Padahal Indonesia telah lama hidup dalam perbedaan dan keberagaman, derasnya arus berita hoax terutama di media sosial tentu amat sangat meresahkan, sehingga pemerintah perlu tegas dalam menyikapi hal tersebut.
Menteri Koordinator Bidang Politik, Hukum dan Keamanan, Wiranto mengatakan bahwa layanan media sosial akan dinonaktifkan sementara waktu. Tindakan tersebut bertujuan untuk menghindari tersebarnya berita bohong atau hoax.
“Untuk sementara, untuk menghindari berita bohong kepada masyarakat luas. Akses di media sosial tidak diaktifkan untuk mencegah itu tadi, hal negatif yang bisa berdampak ke masyarakat,” tutur Wiranto.
Dirinya menjelaskan bahwa pemerintah ingin agar masyarakat mendapatkan informasi yang akurat. Sebab, Wiranto menyebutkan bahwa ada upaya adu domba di dalam masyarakat melalui berita bohong di medsos.

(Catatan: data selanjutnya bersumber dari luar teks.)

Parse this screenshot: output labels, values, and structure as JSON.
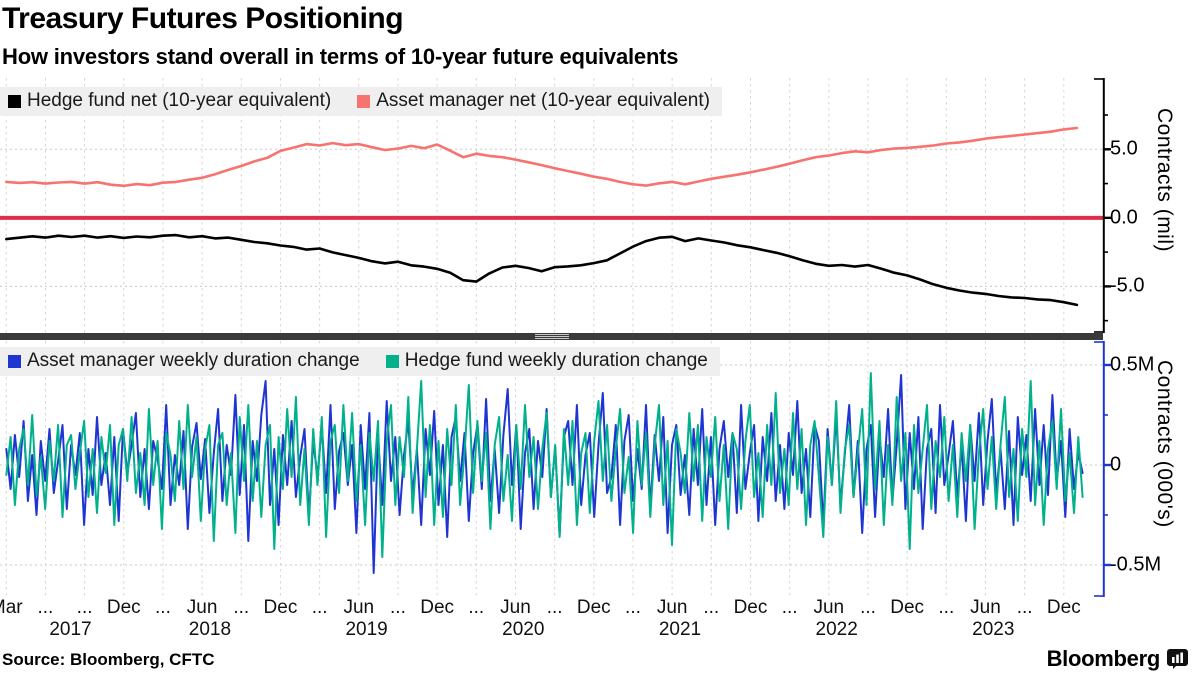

“Jangan sampai kita di adu domba sehingga persahabatan, persaudaraan kita di bulan puasa ini berpengaruh,” tutur Wiranto.
Undang – Undang ITE juga telah mengatur, bahwa konten video yang mengandung aksi kekerasan, hasutan yang provokatif serta ujaran kebencian berdasarkan suku, agama, ras dan antar golongan (SARA) merupakan konten yang melanggar ketentuan undang – undang Nomor 19 tahun 2016 tentang perubahan atas UU 11 tahun 2008 tentang informasi dan Transaksi elektronik.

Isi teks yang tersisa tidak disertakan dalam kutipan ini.